The Sunni insurgents are operating in the only way open to them. The Sunni elite has been toppled from power in Iraq for the first time in 1,300 years (the Iraq Study Group acknowledges this fact), and the strongest sense of Iraqi nationalism comes from this faction. Not only will the Sunnis not end the violence until their political aims are achieved, but they have stepped up their attacks in recent months. The Sunnis want the Americans out because they see U.S. forces protecting the Shia dominated government. The Sunnis in Iraq are being equipped with lethal arms and explosives from the millions of sympathetic Sunnis in the region. Also, the Sunnis in Iraq live outside of the oil producing regions, and they will never allow Iraq to pump its oil in significant amounts until they are back in power. Without the oil revenues Iraq, which is a "rentier state" totally dependent on selling its oil, will never be able to develop economically.

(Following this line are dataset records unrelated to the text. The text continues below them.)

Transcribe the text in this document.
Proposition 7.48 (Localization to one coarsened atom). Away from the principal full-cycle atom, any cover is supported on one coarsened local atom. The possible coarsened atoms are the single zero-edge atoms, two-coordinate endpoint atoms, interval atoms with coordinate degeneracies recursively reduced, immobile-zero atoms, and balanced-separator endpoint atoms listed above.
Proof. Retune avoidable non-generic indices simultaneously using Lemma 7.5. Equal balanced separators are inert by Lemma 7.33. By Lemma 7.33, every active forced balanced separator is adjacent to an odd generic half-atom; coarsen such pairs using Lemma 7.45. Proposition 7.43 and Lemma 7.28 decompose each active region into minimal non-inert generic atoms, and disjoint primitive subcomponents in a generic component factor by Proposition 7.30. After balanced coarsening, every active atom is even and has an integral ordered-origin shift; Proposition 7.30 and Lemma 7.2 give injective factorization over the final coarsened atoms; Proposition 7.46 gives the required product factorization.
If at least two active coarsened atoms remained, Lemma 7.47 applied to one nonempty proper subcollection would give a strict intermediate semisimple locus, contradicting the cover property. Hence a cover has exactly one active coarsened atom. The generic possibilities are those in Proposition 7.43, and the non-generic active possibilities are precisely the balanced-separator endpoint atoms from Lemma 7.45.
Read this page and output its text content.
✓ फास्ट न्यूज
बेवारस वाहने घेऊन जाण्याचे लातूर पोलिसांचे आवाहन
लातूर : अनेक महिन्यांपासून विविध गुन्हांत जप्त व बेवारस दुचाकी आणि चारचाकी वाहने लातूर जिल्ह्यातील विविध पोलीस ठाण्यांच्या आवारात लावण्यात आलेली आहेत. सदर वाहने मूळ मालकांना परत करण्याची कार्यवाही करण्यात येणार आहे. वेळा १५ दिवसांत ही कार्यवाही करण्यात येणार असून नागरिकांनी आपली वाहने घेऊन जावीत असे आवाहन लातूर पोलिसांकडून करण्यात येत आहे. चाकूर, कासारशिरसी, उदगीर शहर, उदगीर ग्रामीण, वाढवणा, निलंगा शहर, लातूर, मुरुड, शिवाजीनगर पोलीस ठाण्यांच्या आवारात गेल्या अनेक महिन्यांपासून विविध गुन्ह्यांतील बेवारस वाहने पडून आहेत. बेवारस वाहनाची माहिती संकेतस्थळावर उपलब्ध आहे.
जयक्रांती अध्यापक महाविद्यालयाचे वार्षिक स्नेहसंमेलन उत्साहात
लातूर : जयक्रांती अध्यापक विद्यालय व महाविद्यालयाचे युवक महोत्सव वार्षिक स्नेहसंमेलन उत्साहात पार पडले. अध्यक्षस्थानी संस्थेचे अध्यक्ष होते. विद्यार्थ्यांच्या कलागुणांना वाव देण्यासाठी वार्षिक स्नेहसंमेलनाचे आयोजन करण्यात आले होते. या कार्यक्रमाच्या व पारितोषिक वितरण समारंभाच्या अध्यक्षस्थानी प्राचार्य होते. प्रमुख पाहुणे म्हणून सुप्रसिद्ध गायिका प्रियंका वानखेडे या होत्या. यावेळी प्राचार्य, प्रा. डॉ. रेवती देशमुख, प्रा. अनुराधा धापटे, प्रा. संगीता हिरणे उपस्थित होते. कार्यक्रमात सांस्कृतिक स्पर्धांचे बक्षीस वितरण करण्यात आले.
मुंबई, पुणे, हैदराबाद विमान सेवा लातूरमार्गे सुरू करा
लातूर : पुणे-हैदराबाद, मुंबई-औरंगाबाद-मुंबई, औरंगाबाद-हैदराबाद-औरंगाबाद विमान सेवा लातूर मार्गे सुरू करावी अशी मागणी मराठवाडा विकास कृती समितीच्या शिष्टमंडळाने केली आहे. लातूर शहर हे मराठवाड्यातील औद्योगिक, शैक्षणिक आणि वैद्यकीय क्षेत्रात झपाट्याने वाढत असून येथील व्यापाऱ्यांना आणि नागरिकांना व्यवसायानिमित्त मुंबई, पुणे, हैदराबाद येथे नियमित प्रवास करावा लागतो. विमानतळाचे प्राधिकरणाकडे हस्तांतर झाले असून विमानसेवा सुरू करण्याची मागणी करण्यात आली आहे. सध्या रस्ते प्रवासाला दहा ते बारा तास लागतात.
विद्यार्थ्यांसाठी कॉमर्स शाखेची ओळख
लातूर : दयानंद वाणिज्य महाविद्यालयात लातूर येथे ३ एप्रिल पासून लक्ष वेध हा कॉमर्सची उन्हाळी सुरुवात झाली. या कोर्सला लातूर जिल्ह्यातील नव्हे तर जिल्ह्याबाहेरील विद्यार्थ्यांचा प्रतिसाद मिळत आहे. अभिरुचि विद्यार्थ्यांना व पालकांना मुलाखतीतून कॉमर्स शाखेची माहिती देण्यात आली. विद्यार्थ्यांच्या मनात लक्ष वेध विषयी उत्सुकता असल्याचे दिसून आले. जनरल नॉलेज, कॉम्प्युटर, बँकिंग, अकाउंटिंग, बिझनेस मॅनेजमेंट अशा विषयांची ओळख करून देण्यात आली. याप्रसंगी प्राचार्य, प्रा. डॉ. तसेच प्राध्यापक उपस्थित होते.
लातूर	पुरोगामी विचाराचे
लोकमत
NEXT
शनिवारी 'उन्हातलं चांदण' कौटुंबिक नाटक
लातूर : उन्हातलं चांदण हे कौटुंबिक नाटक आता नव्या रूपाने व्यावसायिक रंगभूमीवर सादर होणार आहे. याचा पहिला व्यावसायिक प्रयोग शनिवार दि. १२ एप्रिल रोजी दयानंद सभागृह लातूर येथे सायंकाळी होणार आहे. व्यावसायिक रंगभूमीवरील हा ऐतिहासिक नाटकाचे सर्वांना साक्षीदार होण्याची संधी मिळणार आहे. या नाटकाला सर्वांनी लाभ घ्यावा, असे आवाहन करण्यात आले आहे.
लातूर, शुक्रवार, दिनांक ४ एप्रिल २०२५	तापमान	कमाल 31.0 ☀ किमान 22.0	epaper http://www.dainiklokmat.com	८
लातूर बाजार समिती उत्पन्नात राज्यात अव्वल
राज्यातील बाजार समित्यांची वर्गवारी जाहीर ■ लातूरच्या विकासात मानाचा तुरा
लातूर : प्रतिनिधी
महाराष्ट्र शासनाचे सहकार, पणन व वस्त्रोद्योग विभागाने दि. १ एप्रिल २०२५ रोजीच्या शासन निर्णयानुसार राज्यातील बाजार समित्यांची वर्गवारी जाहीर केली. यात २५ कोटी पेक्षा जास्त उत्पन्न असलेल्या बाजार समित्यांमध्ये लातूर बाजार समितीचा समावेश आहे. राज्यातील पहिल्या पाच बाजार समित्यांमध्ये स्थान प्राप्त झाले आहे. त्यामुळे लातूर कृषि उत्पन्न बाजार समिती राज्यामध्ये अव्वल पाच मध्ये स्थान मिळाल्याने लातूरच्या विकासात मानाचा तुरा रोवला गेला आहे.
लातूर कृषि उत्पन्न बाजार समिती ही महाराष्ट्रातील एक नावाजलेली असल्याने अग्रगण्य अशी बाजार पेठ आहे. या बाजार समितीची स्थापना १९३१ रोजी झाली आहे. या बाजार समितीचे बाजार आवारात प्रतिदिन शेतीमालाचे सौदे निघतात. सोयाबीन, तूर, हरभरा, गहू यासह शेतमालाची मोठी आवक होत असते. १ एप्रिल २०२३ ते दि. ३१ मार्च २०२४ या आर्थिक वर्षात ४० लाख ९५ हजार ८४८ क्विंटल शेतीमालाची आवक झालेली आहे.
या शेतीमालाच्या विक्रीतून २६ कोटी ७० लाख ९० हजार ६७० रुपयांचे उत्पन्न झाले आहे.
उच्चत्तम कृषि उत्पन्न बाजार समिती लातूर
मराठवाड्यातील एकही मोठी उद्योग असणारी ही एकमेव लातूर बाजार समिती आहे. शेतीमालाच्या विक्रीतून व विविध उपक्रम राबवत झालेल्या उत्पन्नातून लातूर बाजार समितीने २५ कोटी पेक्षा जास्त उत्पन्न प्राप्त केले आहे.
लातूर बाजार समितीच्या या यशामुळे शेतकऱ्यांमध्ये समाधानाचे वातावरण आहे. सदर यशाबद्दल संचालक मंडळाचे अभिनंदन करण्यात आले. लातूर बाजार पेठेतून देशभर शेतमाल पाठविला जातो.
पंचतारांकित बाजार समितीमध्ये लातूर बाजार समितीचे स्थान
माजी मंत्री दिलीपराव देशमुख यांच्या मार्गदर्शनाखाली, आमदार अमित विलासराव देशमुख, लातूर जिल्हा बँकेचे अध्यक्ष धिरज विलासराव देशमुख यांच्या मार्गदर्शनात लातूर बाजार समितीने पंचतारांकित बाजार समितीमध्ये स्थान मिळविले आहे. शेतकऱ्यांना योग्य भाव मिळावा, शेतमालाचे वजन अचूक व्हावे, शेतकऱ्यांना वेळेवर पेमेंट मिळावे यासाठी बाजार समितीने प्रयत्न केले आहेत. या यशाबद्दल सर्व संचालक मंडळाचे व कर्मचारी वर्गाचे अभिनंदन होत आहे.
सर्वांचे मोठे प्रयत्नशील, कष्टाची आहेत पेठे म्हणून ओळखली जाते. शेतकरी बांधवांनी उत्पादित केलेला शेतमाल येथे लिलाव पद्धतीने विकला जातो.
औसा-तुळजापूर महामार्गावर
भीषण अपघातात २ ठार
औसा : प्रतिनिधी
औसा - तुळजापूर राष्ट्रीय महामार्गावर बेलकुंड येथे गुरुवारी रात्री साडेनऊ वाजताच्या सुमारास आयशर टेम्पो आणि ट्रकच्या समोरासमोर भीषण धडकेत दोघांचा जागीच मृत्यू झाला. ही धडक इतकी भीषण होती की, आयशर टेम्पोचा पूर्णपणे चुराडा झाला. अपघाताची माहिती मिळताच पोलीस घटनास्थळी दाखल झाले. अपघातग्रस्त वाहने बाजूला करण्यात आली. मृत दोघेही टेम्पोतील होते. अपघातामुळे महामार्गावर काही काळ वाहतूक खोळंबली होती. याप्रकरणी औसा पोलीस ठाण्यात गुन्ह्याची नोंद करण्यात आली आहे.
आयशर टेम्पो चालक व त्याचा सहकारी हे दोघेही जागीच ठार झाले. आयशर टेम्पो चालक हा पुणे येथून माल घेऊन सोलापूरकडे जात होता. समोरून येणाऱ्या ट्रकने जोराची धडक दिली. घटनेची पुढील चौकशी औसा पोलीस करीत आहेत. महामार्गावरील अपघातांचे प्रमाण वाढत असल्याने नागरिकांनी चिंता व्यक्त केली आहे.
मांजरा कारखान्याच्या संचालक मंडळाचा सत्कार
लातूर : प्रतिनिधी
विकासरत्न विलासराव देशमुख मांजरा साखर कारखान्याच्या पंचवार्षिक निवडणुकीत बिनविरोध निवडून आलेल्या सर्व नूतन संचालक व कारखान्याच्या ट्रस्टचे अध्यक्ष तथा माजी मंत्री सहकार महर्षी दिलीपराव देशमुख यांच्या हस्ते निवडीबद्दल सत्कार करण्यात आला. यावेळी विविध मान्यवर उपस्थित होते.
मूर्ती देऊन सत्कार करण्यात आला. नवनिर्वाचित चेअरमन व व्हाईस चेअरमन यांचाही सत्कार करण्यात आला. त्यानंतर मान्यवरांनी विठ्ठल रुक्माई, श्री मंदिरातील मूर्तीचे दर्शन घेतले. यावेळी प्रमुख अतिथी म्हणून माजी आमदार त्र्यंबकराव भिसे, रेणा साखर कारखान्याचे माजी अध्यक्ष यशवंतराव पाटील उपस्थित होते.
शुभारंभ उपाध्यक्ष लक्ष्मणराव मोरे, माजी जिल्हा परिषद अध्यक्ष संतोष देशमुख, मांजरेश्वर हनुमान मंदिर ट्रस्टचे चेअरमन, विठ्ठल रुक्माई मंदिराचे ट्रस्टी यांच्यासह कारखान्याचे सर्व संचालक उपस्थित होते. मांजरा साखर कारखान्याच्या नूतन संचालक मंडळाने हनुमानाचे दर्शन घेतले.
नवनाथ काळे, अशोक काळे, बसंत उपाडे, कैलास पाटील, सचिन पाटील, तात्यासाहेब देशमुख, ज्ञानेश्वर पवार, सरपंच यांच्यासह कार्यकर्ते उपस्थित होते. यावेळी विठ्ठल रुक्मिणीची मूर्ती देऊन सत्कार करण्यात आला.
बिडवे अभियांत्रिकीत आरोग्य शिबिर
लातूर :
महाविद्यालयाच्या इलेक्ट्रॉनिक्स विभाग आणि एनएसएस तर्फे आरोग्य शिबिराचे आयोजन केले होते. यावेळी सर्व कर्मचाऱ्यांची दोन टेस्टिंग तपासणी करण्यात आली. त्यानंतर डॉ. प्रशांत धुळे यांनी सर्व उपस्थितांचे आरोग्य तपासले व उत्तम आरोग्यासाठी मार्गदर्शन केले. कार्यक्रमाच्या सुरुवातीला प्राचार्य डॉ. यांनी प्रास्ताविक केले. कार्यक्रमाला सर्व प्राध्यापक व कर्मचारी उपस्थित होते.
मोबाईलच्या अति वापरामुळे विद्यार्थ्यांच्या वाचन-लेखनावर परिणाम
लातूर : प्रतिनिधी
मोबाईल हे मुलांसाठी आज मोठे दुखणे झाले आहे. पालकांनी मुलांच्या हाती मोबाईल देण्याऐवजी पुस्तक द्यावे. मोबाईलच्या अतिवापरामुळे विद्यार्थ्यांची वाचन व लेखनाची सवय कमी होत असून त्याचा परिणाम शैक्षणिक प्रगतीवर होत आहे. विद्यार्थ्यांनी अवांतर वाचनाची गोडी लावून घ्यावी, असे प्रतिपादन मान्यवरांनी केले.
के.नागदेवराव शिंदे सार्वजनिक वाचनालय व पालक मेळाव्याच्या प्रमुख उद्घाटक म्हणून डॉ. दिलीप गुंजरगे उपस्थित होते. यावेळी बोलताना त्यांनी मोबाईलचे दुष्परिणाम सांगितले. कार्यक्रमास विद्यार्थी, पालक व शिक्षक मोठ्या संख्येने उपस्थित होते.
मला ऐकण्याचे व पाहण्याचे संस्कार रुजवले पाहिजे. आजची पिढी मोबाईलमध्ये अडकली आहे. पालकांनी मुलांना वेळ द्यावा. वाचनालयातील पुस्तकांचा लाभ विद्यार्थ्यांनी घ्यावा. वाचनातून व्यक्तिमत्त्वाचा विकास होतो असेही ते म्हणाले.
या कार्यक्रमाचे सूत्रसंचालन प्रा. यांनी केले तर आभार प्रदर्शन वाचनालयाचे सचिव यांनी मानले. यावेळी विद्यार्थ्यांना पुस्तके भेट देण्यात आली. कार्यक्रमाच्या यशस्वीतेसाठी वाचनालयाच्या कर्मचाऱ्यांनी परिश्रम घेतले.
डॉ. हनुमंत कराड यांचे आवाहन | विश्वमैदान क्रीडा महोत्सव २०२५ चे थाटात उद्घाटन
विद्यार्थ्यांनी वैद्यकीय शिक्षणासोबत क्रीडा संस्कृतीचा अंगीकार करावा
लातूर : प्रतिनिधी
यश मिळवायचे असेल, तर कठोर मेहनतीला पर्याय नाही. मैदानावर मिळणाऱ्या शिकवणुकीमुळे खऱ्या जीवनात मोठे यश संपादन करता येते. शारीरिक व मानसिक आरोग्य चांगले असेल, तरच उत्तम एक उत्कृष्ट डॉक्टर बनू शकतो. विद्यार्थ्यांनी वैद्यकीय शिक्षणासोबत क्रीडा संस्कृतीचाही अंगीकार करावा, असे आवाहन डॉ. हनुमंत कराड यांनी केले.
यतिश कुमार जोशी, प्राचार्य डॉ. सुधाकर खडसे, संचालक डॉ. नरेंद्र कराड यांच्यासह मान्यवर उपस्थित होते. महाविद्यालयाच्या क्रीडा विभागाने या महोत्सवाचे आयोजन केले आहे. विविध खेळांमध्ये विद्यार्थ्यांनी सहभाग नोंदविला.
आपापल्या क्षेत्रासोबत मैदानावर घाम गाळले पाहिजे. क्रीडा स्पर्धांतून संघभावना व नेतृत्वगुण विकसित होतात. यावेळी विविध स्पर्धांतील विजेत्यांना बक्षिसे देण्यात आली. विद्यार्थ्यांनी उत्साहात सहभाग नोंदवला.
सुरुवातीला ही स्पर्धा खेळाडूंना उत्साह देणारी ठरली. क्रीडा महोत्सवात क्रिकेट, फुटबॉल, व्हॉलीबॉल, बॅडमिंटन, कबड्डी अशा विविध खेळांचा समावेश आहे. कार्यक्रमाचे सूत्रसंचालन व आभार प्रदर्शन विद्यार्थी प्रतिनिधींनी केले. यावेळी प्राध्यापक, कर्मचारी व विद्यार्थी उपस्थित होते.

* "The Iraqi government and Sunni Arab tribes must aggressively pursue al Qaeda."

Compared to the ethnic cleansing going on between the Shia and the Sunni, Al Qaeda is an insignificant group operating in Iraq. Aside from a few spectacular suicide bombings, "Al Qaeda in Mesopotamia" is the least of our worries. The bloodbath that has engulfed the Shia and Sunnis of Iraq is the most important aspect of the current war, and the U.S. cannot stop it, or even slow it down at this point.

It is time to get out now -- the Iraq Study Group had no stomach to call for a withdrawal of American troops -- hence, we will just lurch forward as Richard Nixon did in Vietnam between 1969 and 1972 with inexorably bloody results. Twenty-thousand Americans died in Vietnam under Nixon; are we going to allow Bush to send thousands more of our people into the grinding maw of Iraq?